Tratam-se de propostas que estão há anos tramitando no Congresso e que não avançaram por causa da resistência de parlamentares que se intitulam defensores da família (tradicional, formada por um homem e uma mulher), conservadores e religiosos.
Nesta semana, integrantes de grupos gays, apoiados por deputados de partidos de oposição, se reuniram com os presidente da Câmara, Arthur Lira (PP-AL), e do Senado, Rodrigo Pacheco (DEM-MG).
No encontro, os representantes da comunidade LGBTQIA+ pediram aos presidentes do Legislativo que pautem propostas que garantam a segurança de homossexuais, o pleno exercício da identidade de gênero, entre outros pontos.
Há 12 anos consecutivos, o Brasil ocupa o primeiro lugar no ranking dos países que mais matam transgêneros no mundo. Além disso, o número de assassinatos de mulheres trans e travestis é o maior desde 2008 — ano em que o dado começou a ser registrado.
Nas duas reuniões, também houve pedidos para Lira e Pacheco não colocarem em votação uma série de projetos considerados prejudiciais para a comunidade. São propostas que, na avaliação dos defensores de direitos humanos, acabam contribuindo para que essa posição do Brasil na lista da violência não se modifique.
Perfil conservador do Congresso é obstáculo
Para o diretor do Departamento Intersindical de Assessoria Parlamentar (Diap), Antonio Augusto de Queiroz, o perfil conservador do Congresso é um grande obstáculo para o andamento dessas pautas. No entanto, ele destaca que é importante a apresentação, como forma de se contrapor às forças conservadoras.

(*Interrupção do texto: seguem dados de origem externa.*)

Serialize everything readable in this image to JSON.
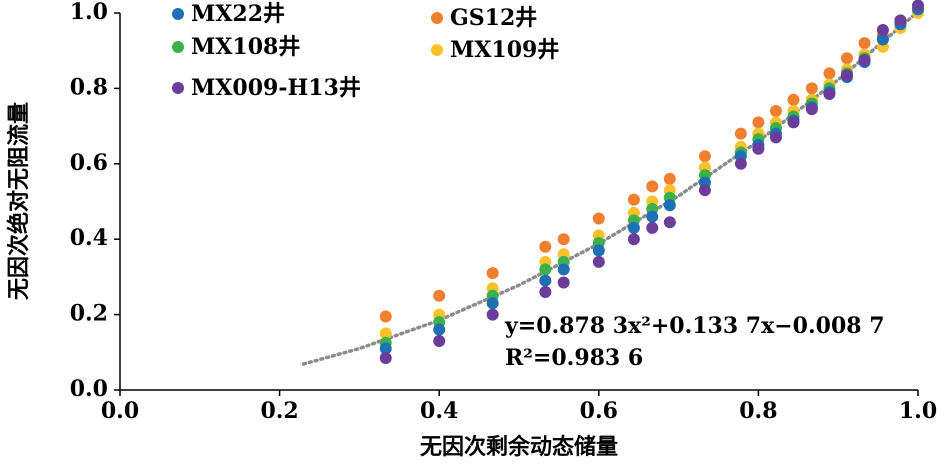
{
  "chart_data": {
    "type": "scatter",
    "x_label": "无因次剩余动态储量",
    "y_label": "无因次绝对无阻流量",
    "xlim": [
      0,
      1
    ],
    "ylim": [
      0,
      1
    ],
    "xticks": [
      {
        "value": 0,
        "label": "0.0"
      },
      {
        "value": 0.2,
        "label": "0.2"
      },
      {
        "value": 0.4,
        "label": "0.4"
      },
      {
        "value": 0.6,
        "label": "0.6"
      },
      {
        "value": 0.8,
        "label": "0.8"
      },
      {
        "value": 1,
        "label": "1.0"
      }
    ],
    "yticks": [
      {
        "value": 0,
        "label": "0.0"
      },
      {
        "value": 0.2,
        "label": "0.2"
      },
      {
        "value": 0.4,
        "label": "0.4"
      },
      {
        "value": 0.6,
        "label": "0.6"
      },
      {
        "value": 0.8,
        "label": "0.8"
      },
      {
        "value": 1,
        "label": "1.0"
      }
    ],
    "x": [
      0.333,
      0.4,
      0.467,
      0.533,
      0.556,
      0.6,
      0.644,
      0.667,
      0.689,
      0.733,
      0.778,
      0.8,
      0.822,
      0.844,
      0.867,
      0.889,
      0.911,
      0.933,
      0.956,
      0.978,
      1.0
    ],
    "series": [
      {
        "name": "MX22井",
        "color": "#1f6fb5",
        "values": [
          0.11,
          0.16,
          0.23,
          0.29,
          0.32,
          0.37,
          0.43,
          0.46,
          0.49,
          0.55,
          0.62,
          0.65,
          0.68,
          0.715,
          0.75,
          0.79,
          0.83,
          0.87,
          0.93,
          0.97,
          1.01
        ]
      },
      {
        "name": "GS12井",
        "color": "#f07f2f",
        "values": [
          0.195,
          0.25,
          0.31,
          0.38,
          0.4,
          0.455,
          0.505,
          0.54,
          0.56,
          0.62,
          0.68,
          0.71,
          0.74,
          0.77,
          0.8,
          0.84,
          0.88,
          0.92,
          0.94,
          0.98,
          1.01
        ]
      },
      {
        "name": "MX108井",
        "color": "#3cb04a",
        "values": [
          0.125,
          0.18,
          0.25,
          0.32,
          0.34,
          0.39,
          0.45,
          0.48,
          0.51,
          0.57,
          0.63,
          0.665,
          0.695,
          0.725,
          0.76,
          0.8,
          0.84,
          0.88,
          0.93,
          0.97,
          1.01
        ]
      },
      {
        "name": "MX109井",
        "color": "#fbc12a",
        "values": [
          0.15,
          0.2,
          0.27,
          0.34,
          0.36,
          0.41,
          0.47,
          0.5,
          0.53,
          0.59,
          0.645,
          0.68,
          0.71,
          0.74,
          0.77,
          0.81,
          0.85,
          0.89,
          0.91,
          0.96,
          1.0
        ]
      },
      {
        "name": "MX009-H13井",
        "color": "#6a3d9a",
        "values": [
          0.085,
          0.13,
          0.2,
          0.26,
          0.285,
          0.34,
          0.4,
          0.43,
          0.445,
          0.53,
          0.6,
          0.64,
          0.67,
          0.71,
          0.745,
          0.785,
          0.835,
          0.875,
          0.955,
          0.98,
          1.02
        ]
      }
    ],
    "trendline": {
      "color": "#8c8c8c",
      "x": [
        0.23,
        0.3,
        0.4,
        0.5,
        0.6,
        0.7,
        0.8,
        0.9,
        1.0
      ],
      "values": [
        0.069,
        0.11,
        0.185,
        0.278,
        0.388,
        0.515,
        0.66,
        0.823,
        1.003
      ]
    },
    "annotations": [
      "y=0.878 3x²+0.133 7x−0.008 7",
      "R²=0.983 6"
    ]
  }
}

“Essas pautas têm mais chances de avançar no Judiciário do que no Legislativo, mesmo em composições mais progressistas. Nessa composição, as chances de sucesso são muito baixas, para não dizer zero. Mas é importante que sejam apresentadas para fazer o contraponto às forças conservadoras”, apontou Queiroz.
“Temos um Congresso que é liberal, do ponto de vista econômico; fiscalista, do ponto de vista de gestão; conservador, em relação a valores e atrasado em relação aos direitos humanos e ao meio ambiente”, declarou o diretor do Diap.
Uso do banheiro
No rol de propostas criticadas pela comunidade LGBTQIA+, há projetos que têm como alvo as pessoas transexuais. Uma delas torna contravenção o uso de banheiro público diferente do sexo do usuário, por exemplo.
Há também projetos de lei para proibir a adoção de crianças por casal homoafetivo e incluir a chamada “disseminação de ideologia de gênero” no rol de crimes hediondos.
A intenção do grupo é começar a construir duas propostas que unifiquem direitos já conquistados e que ainda podem ser aprovados. Até o momento, esses projetos são chamados de Estatuto da Diversidade e o Estatuto de Todas as Famílias.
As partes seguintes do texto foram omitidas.